Na capital João Pessoa, a Câmara Municipal aprovou um projeto com conteúdo semelhante. O texto, originalmente apresentado em 2021, voltou à pauta legislativa citando explicitamente a nova política do COI como justificativa. A votação registrou maioria favorável, mas também dois votos contrários e um número expressivo de abstenções — sinal de divisão no plenário. O projeto prevê multas superiores a R$ 3 mil para clubes, federações ou organizadores que descumprirem a regra. A decisão final cabe ao prefeito de João Pessoa, que pode sancionar ou vetar o texto.

O que muda para atletas trans no circuito brasileiro

Reparemos no detalhe que mais impacta o dia a dia das competições nacionais: a Paraíba não é um estado de expressão marginal no esporte brasileiro. O estado sedia etapas do circuito de vôlei de praia, competições do calendário da Confederação Brasileira de Atletismo e torneios escolares com abrangência regional. A lei estadual, ao adotar o sexo biológico como critério, cria uma assimetria imediata com os regulamentos de federações como a CBV (Confederação Brasileira de Vôlei), que ainda não se pronunciou oficialmente sobre adequação às novas diretrizes do COI.

A única atleta declaradamente transgênero a participar de Olimpíadas até hoje foi a neozelandesa Laurel Hubbard, no levantamento de peso dos Jogos de Tóquio, em 2021 — onde terminou sem medalhas. Pelas novas regras do COI, Hubbard seria direcionada à categoria masculina. No Brasil, não há registro público de atletas trans competindo em categorias femininas em modalidades olímpicas de alto rendimento, mas o impacto das novas legislações atinge diretamente o esporte de base e amador, onde a participação trans é mais frequente e menos documentada.

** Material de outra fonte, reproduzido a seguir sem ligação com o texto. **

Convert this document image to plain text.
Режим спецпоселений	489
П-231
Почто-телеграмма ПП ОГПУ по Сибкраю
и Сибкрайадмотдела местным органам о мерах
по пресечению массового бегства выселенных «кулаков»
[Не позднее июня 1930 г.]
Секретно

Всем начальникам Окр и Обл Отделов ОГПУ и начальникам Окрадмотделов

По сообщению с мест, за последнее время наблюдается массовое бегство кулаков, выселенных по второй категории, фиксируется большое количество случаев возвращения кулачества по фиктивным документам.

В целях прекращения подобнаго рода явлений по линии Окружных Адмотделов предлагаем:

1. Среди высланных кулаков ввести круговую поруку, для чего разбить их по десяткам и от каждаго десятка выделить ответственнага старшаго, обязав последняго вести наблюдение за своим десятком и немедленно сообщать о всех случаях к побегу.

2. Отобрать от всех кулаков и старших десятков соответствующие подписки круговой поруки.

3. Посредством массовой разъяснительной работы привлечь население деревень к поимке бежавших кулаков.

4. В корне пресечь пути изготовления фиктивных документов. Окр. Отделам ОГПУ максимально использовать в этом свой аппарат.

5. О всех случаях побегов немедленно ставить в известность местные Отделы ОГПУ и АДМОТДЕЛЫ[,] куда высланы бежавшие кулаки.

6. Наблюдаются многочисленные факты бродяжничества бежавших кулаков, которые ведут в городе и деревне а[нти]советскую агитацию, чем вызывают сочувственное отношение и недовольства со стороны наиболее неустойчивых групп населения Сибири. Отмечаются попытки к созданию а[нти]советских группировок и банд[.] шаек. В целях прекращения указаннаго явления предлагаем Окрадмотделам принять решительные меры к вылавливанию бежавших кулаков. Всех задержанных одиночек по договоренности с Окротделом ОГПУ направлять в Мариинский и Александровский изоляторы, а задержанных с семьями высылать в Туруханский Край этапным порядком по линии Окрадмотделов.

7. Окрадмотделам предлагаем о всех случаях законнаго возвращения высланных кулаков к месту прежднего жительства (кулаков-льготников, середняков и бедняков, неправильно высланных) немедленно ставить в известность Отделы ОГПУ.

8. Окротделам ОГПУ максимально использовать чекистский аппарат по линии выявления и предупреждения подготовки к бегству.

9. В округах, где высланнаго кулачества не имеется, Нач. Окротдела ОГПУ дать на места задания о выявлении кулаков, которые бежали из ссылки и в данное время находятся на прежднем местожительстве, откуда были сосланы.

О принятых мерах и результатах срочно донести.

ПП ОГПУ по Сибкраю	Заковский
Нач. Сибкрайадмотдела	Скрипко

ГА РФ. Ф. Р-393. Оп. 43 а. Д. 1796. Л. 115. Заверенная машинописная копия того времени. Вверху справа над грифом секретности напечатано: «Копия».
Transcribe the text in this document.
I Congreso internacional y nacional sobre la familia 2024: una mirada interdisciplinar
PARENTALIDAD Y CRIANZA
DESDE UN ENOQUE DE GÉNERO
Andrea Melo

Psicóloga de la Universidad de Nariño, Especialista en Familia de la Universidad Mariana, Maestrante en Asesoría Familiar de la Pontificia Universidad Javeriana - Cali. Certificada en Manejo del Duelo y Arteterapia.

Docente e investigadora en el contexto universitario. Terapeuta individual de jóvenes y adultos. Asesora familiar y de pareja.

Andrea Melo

"Especialistas e entidades apontam que medidas desse tipo podem ampliar barreiras de acesso a espaços já marcados por desigualdade", registrou o portal Notícia Preta ao analisar o projeto aprovado em João Pessoa.

Precedentes históricos e o caminho das contestações jurídicas

A comparação com 1968 tem uma diferença estrutural decisiva: os testes de verificação de sexo introduzidos naquele ciclo olímpico foram abandonados porque a ciência demonstrou que a variação cromossômica natural em mulheres cisgênero — como a Síndrome de Swyer, em que mulheres XY não respondem ao gene SRY — tornava o exame discriminatório. O COI afirma ter considerado esse histórico ao construir a nova política, prevendo exceções para justamente esses casos. Ainda assim, a trajetória de contestação judicial tende a ser longa: na Espanha, legislações similares aprovadas em comunidades autônomas entre 2023 e 2024 foram suspensas por tribunais constitucionais enquanto aguardam julgamento de mérito.

Segundo apuração do SportNavo, nenhuma federação esportiva brasileira de expressão nacional emitiu, até a publicação desta matéria, um posicionamento formal sobre como vai adequar seus regulamentos às novas exigências — seja às da lei paraibana, seja às diretrizes do COI para LA 2028. O Comitê Olímpico do Brasil (COB) também permanece em silêncio público sobre o tema. O prazo prático para as federações se posicionarem é o calendário de credenciamento para os ciclos classificatórios olímpicos, que começam a se estruturar no segundo semestre de 2026. Vale acompanhar os comunicados oficiais da CBV e do COB nas próximas semanas, quando as federações precisarão, necessariamente, tomar partido.